The body of 35-year-old Genevieve Rogge of New Albany was discovered June 28 in the river near Mauckport, about 30 miles southwest of Louisville, Kentucky.
A probable cause affidavit says broken glass, blood stains and broken blinds were found in Rogge’s home, and marks on her body matched the bed lining of Chaplin’s pickup truck. Investigators found bloodstains on the truck’s tailgate, rear bumper, bed liner, driver’s side door and the steering wheel cover.
Online court records did not list an attorney for Chaplin who might comment on the case.
Kerry vows to defend Iran-wary allies in Mideast
WASHINGTON (AP) — Secretary of State John Kerry says the U.S. will help Mideast allies defend themselves against any Iranian-supported unrest after holding the Obama administration’s first Cabinet-level meeting with a regional partner since the Iran nuclear deal.
His Saudi Arabian counterpart stopped short of endorsing the accord.
Kerry said he’d travel to the region Aug. 3 to brief American allies on the deal.
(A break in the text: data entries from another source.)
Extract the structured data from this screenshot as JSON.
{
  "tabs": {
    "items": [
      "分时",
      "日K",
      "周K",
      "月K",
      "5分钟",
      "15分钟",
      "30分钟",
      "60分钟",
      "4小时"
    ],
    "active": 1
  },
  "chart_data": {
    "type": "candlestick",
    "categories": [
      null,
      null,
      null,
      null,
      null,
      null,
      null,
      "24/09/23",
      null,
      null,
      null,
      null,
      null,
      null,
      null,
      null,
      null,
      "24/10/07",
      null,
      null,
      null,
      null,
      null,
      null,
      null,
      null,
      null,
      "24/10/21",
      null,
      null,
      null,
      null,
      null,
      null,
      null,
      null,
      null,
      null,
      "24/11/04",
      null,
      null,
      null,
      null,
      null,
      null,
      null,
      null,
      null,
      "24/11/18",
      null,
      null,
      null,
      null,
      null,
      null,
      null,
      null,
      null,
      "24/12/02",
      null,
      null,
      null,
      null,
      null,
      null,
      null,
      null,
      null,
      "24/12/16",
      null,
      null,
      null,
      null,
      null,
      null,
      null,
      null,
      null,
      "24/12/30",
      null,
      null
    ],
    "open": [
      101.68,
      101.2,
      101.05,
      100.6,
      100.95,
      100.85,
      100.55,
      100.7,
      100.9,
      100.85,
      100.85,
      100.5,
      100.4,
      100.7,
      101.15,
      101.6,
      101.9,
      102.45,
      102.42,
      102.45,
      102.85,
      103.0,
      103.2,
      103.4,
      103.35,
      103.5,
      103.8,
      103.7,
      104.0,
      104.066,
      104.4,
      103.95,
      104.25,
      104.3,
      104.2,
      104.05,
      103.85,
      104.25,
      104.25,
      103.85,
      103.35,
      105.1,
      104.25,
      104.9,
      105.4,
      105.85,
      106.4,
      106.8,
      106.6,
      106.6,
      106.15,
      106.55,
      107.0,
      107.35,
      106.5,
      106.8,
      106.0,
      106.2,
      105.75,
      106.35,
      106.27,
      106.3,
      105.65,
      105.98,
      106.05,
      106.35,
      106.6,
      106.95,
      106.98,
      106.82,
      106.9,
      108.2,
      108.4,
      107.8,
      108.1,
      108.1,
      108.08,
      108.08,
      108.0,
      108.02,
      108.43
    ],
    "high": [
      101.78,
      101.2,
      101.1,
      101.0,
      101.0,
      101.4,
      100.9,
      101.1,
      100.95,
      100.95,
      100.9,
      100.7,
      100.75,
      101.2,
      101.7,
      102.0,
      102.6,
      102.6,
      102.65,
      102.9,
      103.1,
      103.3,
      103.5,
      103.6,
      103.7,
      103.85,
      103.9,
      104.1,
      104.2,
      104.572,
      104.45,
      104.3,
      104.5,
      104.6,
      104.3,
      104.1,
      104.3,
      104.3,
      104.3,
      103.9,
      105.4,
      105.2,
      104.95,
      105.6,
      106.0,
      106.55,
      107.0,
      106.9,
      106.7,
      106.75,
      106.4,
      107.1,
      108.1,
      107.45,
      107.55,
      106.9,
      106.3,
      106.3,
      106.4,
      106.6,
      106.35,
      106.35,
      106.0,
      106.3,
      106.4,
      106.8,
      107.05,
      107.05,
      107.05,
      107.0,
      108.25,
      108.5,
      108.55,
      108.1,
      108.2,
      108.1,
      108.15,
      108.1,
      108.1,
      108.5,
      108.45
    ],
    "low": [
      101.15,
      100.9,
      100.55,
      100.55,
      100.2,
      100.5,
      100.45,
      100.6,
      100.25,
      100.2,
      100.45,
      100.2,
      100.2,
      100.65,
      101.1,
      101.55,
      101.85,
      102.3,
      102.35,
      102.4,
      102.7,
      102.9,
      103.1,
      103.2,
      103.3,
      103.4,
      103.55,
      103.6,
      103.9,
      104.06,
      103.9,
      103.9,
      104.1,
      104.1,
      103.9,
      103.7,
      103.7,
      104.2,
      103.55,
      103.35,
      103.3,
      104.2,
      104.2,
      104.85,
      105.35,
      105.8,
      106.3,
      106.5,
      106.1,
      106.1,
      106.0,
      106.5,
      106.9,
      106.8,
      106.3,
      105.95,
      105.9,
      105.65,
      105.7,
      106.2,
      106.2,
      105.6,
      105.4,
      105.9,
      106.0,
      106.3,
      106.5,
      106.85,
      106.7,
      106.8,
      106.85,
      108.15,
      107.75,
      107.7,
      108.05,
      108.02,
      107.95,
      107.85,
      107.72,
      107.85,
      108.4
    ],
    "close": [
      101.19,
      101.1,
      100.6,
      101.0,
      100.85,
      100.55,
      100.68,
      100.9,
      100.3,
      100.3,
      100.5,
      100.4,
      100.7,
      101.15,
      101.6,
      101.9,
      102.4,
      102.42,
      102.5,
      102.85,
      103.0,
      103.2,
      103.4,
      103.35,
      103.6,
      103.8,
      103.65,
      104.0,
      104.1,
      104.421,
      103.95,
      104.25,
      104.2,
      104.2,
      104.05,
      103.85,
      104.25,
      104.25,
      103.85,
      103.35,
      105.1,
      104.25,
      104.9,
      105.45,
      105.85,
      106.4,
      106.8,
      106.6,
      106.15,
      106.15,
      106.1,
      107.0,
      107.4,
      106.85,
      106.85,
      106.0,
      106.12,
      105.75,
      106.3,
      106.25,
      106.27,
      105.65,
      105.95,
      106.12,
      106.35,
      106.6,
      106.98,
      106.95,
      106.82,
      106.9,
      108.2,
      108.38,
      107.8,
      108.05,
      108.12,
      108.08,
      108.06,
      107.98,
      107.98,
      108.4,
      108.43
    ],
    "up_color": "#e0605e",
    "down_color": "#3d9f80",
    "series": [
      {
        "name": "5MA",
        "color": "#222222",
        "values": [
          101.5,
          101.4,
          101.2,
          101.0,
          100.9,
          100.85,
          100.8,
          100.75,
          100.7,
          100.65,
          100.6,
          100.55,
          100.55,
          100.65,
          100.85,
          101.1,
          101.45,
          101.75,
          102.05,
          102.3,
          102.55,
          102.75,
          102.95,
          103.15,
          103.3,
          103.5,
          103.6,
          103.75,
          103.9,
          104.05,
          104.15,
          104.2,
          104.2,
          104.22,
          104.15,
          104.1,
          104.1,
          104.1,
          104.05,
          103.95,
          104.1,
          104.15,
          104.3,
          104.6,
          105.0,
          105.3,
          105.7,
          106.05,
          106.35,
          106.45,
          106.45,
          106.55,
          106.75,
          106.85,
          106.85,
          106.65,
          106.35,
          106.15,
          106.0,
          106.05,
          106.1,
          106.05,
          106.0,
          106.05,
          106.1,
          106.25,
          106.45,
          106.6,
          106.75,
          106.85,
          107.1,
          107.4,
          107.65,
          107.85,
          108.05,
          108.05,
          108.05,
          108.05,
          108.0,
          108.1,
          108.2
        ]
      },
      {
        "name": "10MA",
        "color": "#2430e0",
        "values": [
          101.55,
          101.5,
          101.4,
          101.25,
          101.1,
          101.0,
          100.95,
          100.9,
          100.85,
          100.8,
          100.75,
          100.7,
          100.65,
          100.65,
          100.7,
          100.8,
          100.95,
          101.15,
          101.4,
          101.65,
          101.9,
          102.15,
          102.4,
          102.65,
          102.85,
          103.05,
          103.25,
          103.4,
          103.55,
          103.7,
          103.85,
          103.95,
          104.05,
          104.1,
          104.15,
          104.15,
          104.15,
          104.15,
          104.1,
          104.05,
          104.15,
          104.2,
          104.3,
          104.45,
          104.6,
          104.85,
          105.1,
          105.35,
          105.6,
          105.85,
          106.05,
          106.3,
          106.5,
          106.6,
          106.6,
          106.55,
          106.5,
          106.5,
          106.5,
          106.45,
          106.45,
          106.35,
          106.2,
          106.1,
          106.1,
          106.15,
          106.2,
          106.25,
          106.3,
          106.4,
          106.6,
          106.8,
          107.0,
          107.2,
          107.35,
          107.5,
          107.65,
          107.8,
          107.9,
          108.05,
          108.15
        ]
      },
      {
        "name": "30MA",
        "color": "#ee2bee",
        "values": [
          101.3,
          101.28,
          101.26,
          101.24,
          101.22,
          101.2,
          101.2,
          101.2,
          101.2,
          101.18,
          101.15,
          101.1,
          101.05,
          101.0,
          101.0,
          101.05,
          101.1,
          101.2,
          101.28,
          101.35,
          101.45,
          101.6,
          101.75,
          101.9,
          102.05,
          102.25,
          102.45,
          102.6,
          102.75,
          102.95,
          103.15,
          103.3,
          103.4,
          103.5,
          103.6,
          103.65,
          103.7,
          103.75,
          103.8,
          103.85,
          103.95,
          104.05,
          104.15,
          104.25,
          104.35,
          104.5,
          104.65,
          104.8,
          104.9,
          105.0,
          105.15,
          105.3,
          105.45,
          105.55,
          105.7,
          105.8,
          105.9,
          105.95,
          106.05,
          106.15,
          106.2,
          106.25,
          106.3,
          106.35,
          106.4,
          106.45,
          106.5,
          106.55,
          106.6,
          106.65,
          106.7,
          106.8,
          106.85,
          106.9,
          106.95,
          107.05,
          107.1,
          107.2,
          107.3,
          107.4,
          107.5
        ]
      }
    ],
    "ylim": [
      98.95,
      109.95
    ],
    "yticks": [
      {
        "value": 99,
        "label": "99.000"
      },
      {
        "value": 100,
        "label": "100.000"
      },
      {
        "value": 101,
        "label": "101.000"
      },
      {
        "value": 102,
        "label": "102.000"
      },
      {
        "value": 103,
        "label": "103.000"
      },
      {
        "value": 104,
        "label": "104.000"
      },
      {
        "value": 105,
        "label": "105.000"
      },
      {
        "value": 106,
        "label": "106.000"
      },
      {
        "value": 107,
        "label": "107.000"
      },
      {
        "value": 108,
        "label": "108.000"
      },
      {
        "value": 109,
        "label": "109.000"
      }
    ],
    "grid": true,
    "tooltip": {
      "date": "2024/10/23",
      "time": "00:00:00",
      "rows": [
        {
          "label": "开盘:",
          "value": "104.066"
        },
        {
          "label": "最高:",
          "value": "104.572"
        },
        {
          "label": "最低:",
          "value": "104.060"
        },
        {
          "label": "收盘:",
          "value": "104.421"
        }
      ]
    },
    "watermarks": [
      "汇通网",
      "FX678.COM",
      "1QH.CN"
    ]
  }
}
He vowed to push back against Shiite Iran if it supports extremism — a concern of the Gulf’s Sunni monarchies.
Saudi Foreign Minister Al-Jubeir said he supports a deal that prevents Iran from reaching nuclear weapons capability, includes tough inspections and quickly re-imposes sanctions if Iran cheats. He said his country was still examining the deal and would need time to get questions answered.
Congressmen proposing uniform drugs rules in horse racing
WASHINGTON (AP) — Two congressmen are introducing a bill that would establish uniform drug and medication standards in thoroughbred racing in 2017.
If passed, the legislation would allow the U.S. Anti-Doping Agency to create a drug agency specifically for racing — a first for the sport. USADA, an independent agency, is the national anti-doping organization in the U.S. for the Olympics.
The Thoroughbred Horseracing Integrity Act of 2015 is being presented Thursday by representatives Andy Barr, R-Ky., and Paul Tonko, D-N.Y. They co-chair the Congressional Horse Caucus.
The racing industry is regulated on a state-by-state basis with a patchwork of regulations. Supporters of the bill have been trying for years to set uniform rules, drug testing and penalties at tracks nationwide.
The bill is supported by the Coalition for Horse Racing Integrity. Among those in the coalition are the Breeders’ Cup, The Jockey Club, the Humane Society of the United States and the Kentucky Thoroughbred Association.